Они жили уже не на Манхэттене, хотя и не слишком далеко от средоточия счастливых мировых разногласий – отнюдь нет. Они обосновались в поселении социалистов-утопистов в одном из окраинных городских районов, которое официально называлось Саннисайд-Гарденз – “Солнечные Сады”. Забавно, что это поселение, как они выяснили, было выстроено по немецкому проекту: Льюис Мамфорд позаимствовал идею города-сада у берлинских архитекторов. В этом жилом комплексе, фундаментом для которого послужила глубокая теория, дома группировались вокруг дворов-садов и жильцы не таили свою жизнь от соседей, а делили с ними общественное пространство. Но, поселившись в этой утопической зоне, Роза и Альберт начали так часто ссориться, что, по правде говоря, им хотелось бы несколько более надежного укрытия, чтобы соседи не могли подслушивать их. Чем же все-таки объяснялось их первое единение – просто лихорадочным выбросом гормонов? Неужели единственное, что подтолкнуло их к браку, – это паника при известии о беременности, которая последовала за вспышкой чистого секса, затуманившего им мозги?
Ребенок еще мог бы все исправить.
Они пытались зачать новое дитя.
Но синтез такого рода никак не давался им.
Четыре года прошло в этих попытках, прежде чем в ней снова укоренилось его семя, чтобы дать жизнь Мирьям. Девочка родилась как раз накануне войны – и вскоре на ее имя была получена отдельная книжка с продуктовыми талонами. Она появилась на свет – и оказалась на пороге нового мира. Этот мир совершенно не был похож на ту зачаточную утопию, где Роза с Альбертом вознамерились начать семейную жизнь, вопреки скептицизму двух армий, представлявших два разных лагеря еврейских дядюшек, тетушек и прочих родственников. Был бы их союз прочнее, если бы потомство появилось раньше? Может быть, Альберт не чувствовал особой привязанности к дому, потому что в доме недоставало ребенка?

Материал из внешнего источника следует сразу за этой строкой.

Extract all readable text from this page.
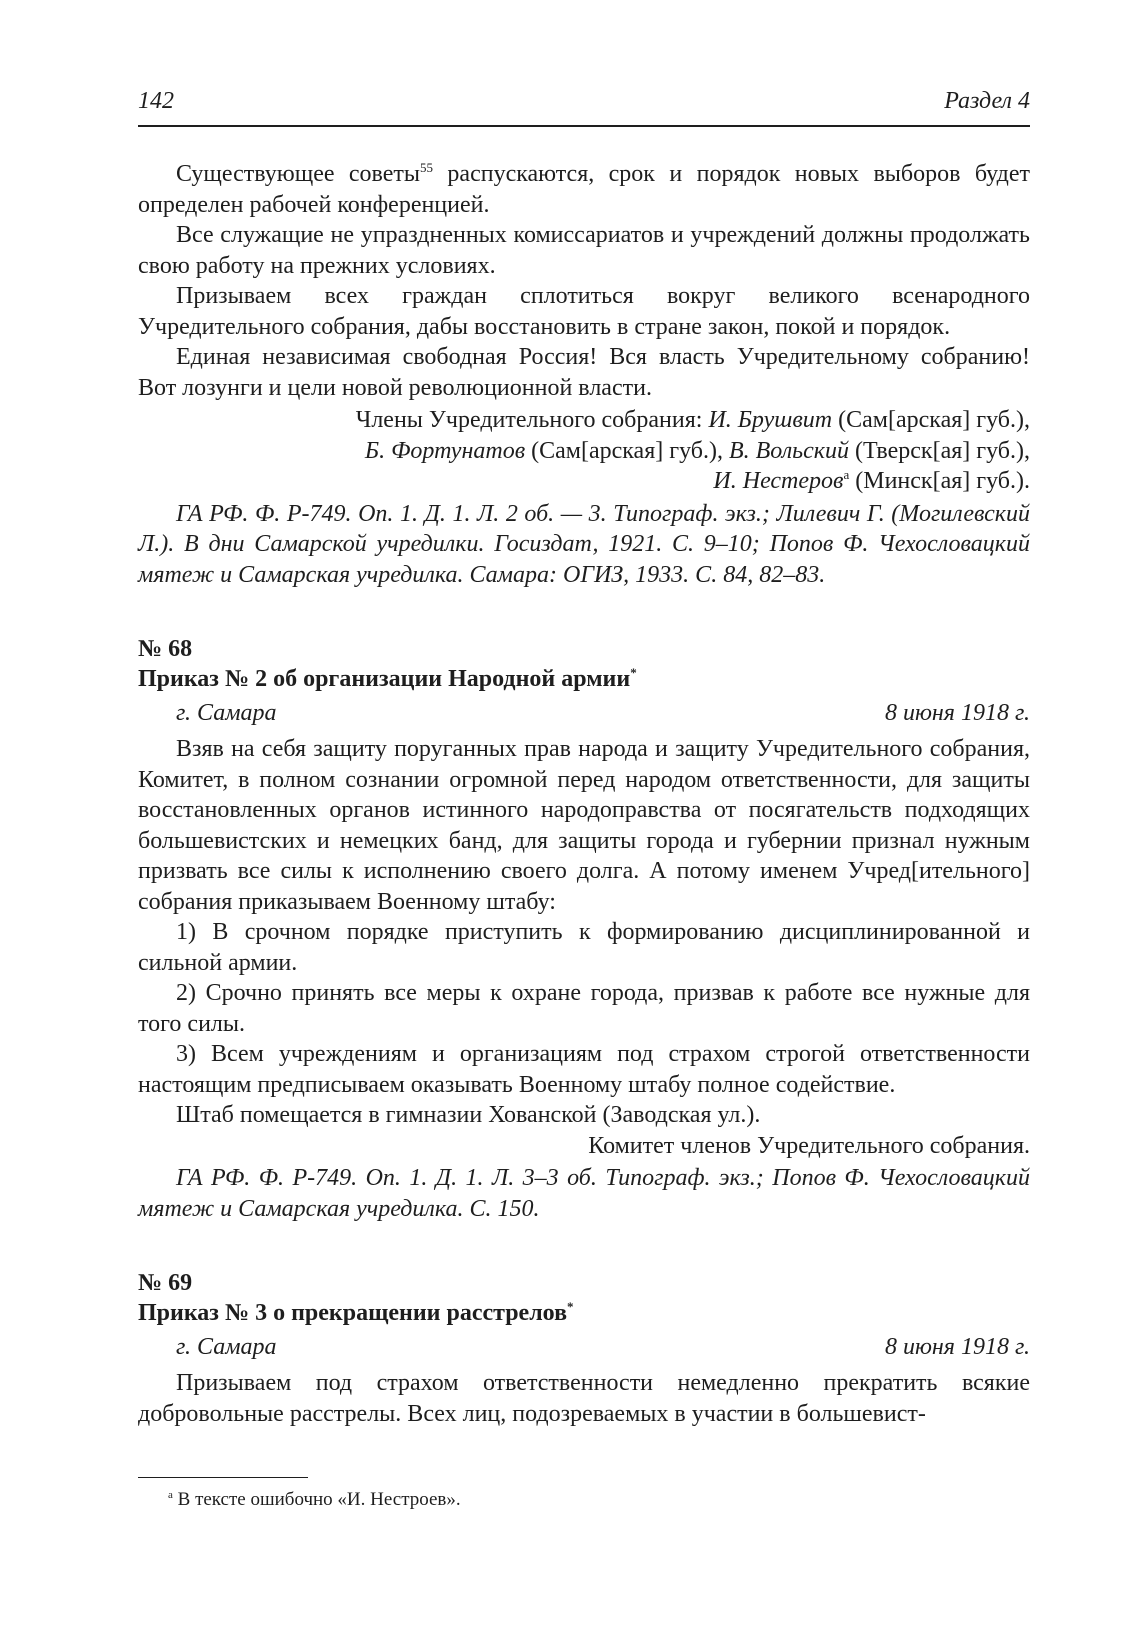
142	Раздел 4

Существующее советы$^{55}$ распускаются, срок и порядок новых выборов будет определен рабочей конференцией.

Все служащие не упраздненных комиссариатов и учреждений должны продолжать свою работу на прежних условиях.

Призываем всех граждан сплотиться вокруг великого всенародного Учредительного собрания, дабы восстановить в стране закон, покой и порядок.

Единая независимая свободная Россия! Вся власть Учредительному собранию! Вот лозунги и цели новой революционной власти.

Члены Учредительного собрания: И. Брушвит (Сам[арская] губ.),

Б. Фортунатов (Сам[арская] губ.), В. Вольский (Тверск[ая] губ.),

И. Нестеров$^а$ (Минск[ая] губ.).

ГА РФ. Ф. Р-749. Оп. 1. Д. 1. Л. 2 об. — 3. Типограф. экз.; Лилевич Г. (Могилевский Л.). В дни Самарской учредилки. Госиздат, 1921. С. 9–10; Попов Ф. Чехословацкий мятеж и Самарская учредилка. Самара: ОГИЗ, 1933. С. 84, 82–83.

№ 68
Приказ № 2 об организации Народной армии*
г. Самара	8 июня 1918 г.

Взяв на себя защиту поруганных прав народа и защиту Учредительного собрания, Комитет, в полном сознании огромной перед народом ответственности, для защиты восстановленных органов истинного народоправства от посягательств подходящих большевистских и немецких банд, для защиты города и губернии признал нужным призвать все силы к исполнению своего долга. А потому именем Учред[ительного] собрания приказываем Военному штабу:

1) В срочном порядке приступить к формированию дисциплинированной и сильной армии.

2) Срочно принять все меры к охране города, призвав к работе все нужные для того силы.

3) Всем учреждениям и организациям под страхом строгой ответственности настоящим предписываем оказывать Военному штабу полное содействие.

Штаб помещается в гимназии Хованской (Заводская ул.).

Комитет членов Учредительного собрания.

ГА РФ. Ф. Р-749. Оп. 1. Д. 1. Л. 3–3 об. Типограф. экз.; Попов Ф. Чехословацкий мятеж и Самарская учредилка. С. 150.

№ 69
Приказ № 3 о прекращении расстрелов*
г. Самара	8 июня 1918 г.

Призываем под страхом ответственности немедленно прекратить всякие добровольные расстрелы. Всех лиц, подозреваемых в участии в большевист-

$^а$ В тексте ошибочно «И. Нестроев».
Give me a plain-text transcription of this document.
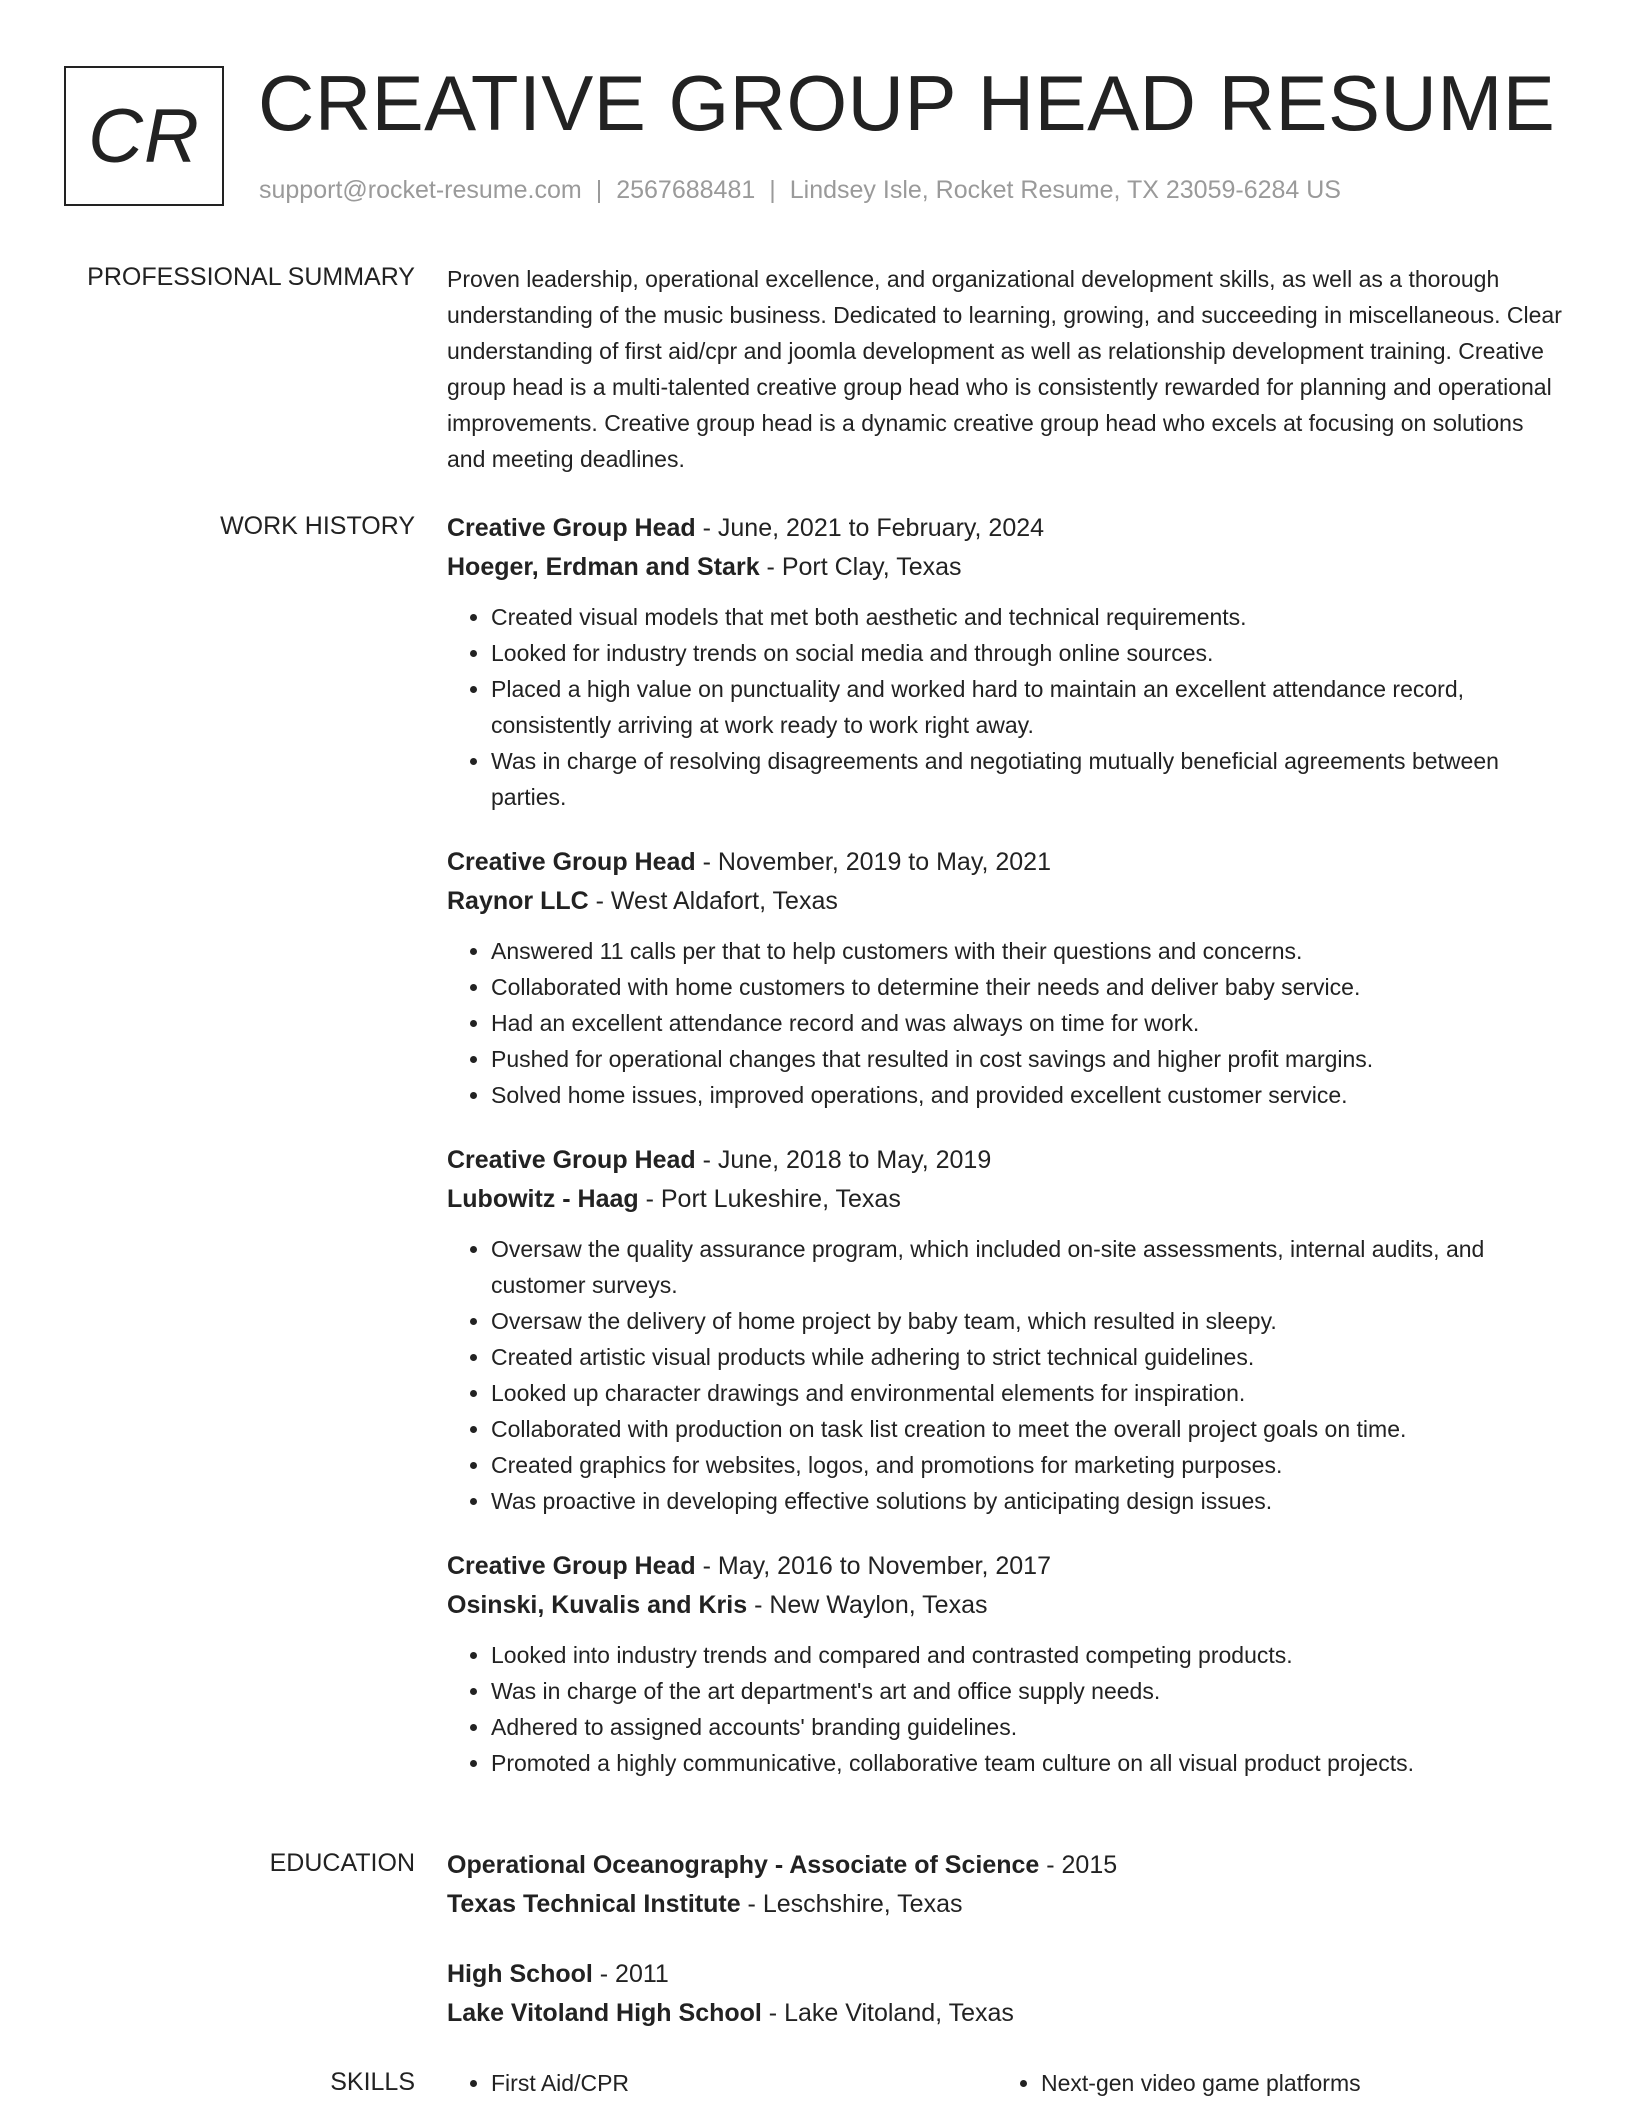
CR CREATIVE GROUP HEAD RESUME
support@rocket-resume.com | 2567688481 | Lindsey Isle, Rocket Resume, TX 23059-6284 US
PROFESSIONAL SUMMARY Proven leadership, operational excellence, and organizational development skills, as well as a thorough understanding of the music business. Dedicated to learning, growing, and succeeding in miscellaneous. Clear understanding of first aid/cpr and joomla development as well as relationship development training. Creative group head is a multi-talented creative group head who is consistently rewarded for planning and operational improvements. Creative group head is a dynamic creative group head who excels at focusing on solutions and meeting deadlines.

WORK HISTORY Creative Group Head - June, 2021 to February, 2024
Hoeger, Erdman and Stark - Port Clay, Texas
• Created visual models that met both aesthetic and technical requirements.
• Looked for industry trends on social media and through online sources.
• Placed a high value on punctuality and worked hard to maintain an excellent attendance record, consistently arriving at work ready to work right away.
• Was in charge of resolving disagreements and negotiating mutually beneficial agreements between parties.
Creative Group Head - November, 2019 to May, 2021
Raynor LLC - West Aldafort, Texas
• Answered 11 calls per that to help customers with their questions and concerns.
• Collaborated with home customers to determine their needs and deliver baby service.
• Had an excellent attendance record and was always on time for work.
• Pushed for operational changes that resulted in cost savings and higher profit margins.
• Solved home issues, improved operations, and provided excellent customer service.
Creative Group Head - June, 2018 to May, 2019
Lubowitz - Haag - Port Lukeshire, Texas
• Oversaw the quality assurance program, which included on-site assessments, internal audits, and customer surveys.
• Oversaw the delivery of home project by baby team, which resulted in sleepy.
• Created artistic visual products while adhering to strict technical guidelines.
• Looked up character drawings and environmental elements for inspiration.
• Collaborated with production on task list creation to meet the overall project goals on time.
• Created graphics for websites, logos, and promotions for marketing purposes.
• Was proactive in developing effective solutions by anticipating design issues.
Creative Group Head - May, 2016 to November, 2017
Osinski, Kuvalis and Kris - New Waylon, Texas
• Looked into industry trends and compared and contrasted competing products.
• Was in charge of the art department's art and office supply needs.
• Adhered to assigned accounts' branding guidelines.
• Promoted a highly communicative, collaborative team culture on all visual product projects.
EDUCATION Operational Oceanography - Associate of Science - 2015
Texas Technical Institute - Leschshire, Texas
High School - 2011
Lake Vitoland High School - Lake Vitoland, Texas
SKILLS	• First Aid/CPR	• Next-gen video game platforms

Нет. Роза потому и вспоминала с каким-то болезненным благоговением кафкианскую кару того первого судилища, что понимала: тогда партия лишь положила конец длившимся страданиям. Брак уже потерпел крах. Разбился о рифы их несовместимости, о стену непонимания и отчуждения родственников, ничем не помогавших молодоженам, и о тщеславие Альберта, не способного думать ни о чем другом, кроме далеких и неосуществимых революций. Он оказывался или выше, или ниже повседневной работы: даже если ему вручали стопку брошюр для распространения, то потом, как нередко случалось, они так и оставались у него в карманах, потому что миссия Альберта – распространить их среди рабочего класса – внезапно выливалась в диалектический флирт за выпивкой с коллегой-“брошюристкой”, которую он случайно встретил по пути. А как же отцовские заботы? Какое там! Роза фактически стала матерью-одиночкой задолго до того, как ее сделали матерью-одиночкой.